BEEF RENDANG

Rendang is not actually a name for a dish. It’s a philosophical term that refers to a special process, which makes the beef tender, dry and flavorful. The complex cooking process gives rendang a very unique and delicious taste. And that’s why, on 14th April 2021, CNN highlighted Rendang as the 11th spot in their list of World’s 50 Best Foods.

Originally, Rendang was made out of buffalo meat and was only served on special occasions or traditional ceremonies. In the past, Rendang was considered a sacred dish. In Rendang Traveler: Minyangkap Bertuahnya Rendang Minang (2012), written by Reno Adam Suri, rendang was referred to as “Kepolo Samba” or the head of the dishes at Minangkabau traditional events.
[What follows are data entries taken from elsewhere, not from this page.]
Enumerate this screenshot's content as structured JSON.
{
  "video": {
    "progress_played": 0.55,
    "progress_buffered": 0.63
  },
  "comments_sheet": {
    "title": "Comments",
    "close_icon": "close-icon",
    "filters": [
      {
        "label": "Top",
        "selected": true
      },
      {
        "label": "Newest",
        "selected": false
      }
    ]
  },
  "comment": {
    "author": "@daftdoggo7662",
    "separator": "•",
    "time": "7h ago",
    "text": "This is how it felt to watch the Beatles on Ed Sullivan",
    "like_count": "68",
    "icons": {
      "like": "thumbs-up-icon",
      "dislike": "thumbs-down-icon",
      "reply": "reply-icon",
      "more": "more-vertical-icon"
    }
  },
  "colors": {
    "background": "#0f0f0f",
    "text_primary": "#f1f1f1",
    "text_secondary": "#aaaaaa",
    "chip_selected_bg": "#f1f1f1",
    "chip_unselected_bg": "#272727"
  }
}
The tradition of preserving meat has been followed by the people of Minangkabau for a long time. They used to preserve meat in a conventional way, without using chemicals. People in Minangkabau believe that cooking rendang teaches three important values: patience, discretion, and perseverance.

Many Minang people migrated; as a result, they introduced their local food to new people and new places. Nowadays, rendang is not obly served at custom events but is a part of everyday meals.

 

There are many types of Rendang. Beef rendang is the best known variety of rendang and can be easily found. The other kind of Rendang are made with chicken, fosh ,egg, squid, and shrimp.

It’s takes 7-8 hours and the three important stage is gulai in which the coconut milk is in liquid form. The second stage is kalio in which the coconut milk thickens and becomes oily. This usually requires 4 hours of cooking. In the third stage, kalio is cooked in a low flame till it dries and become rendang.

 Ingredients :

1 stick of Cinnamon

6 pods of Cardamon

2 pièces of Candlenuts

8 pièces of Cloves

3 pièces of Star anise

2 to 3 pièces of Shallots

4 to 5 pièces of Garlic

2 to 3 pièces of Lemmon grass

2 to 3 cm of Galangal roots

2 to 3 cm of Ginger roots

2 to 3 cm Turmeric roots

3 to 4 Kaffir limes leaves

1/2 teaspoon Belacan shrimp

1 tbs. Curry leaves

10 to 12 pièces of Dried chillies

3 to 4 fresh chillies

Beef for stew

Coconut milk

Roasted shredded coconut

Salt and sugar for the taste.

2 tbsp of Tamarind juice.

Instructions Chop the spice paste ingredients and then blend it in a food processor until fine. Heat the oil in a stew pot, add the spice paste, cinnamon, cloves, star anise, and cardamom and stir-fry until aromatic. Add the beef and the pounded lemongrass and stir for 1 minute. Add the coconut milk, tamarind juice, water, and simmer on medium heat, stirring frequently until the meat is almost cooked. Add the kaffir lime leaves, kerisik (toasted coconut), sugar or palm sugar, stirring to blend well with the meat. Lower the heat to low, cover the lid, and simmer for 3 to 4 hours or until the meat is really tender and the gravy has dried up. Add more salt to taste. Serve immediately with steamed rice, garnish it with roasted shredded coconut and save some for overnight.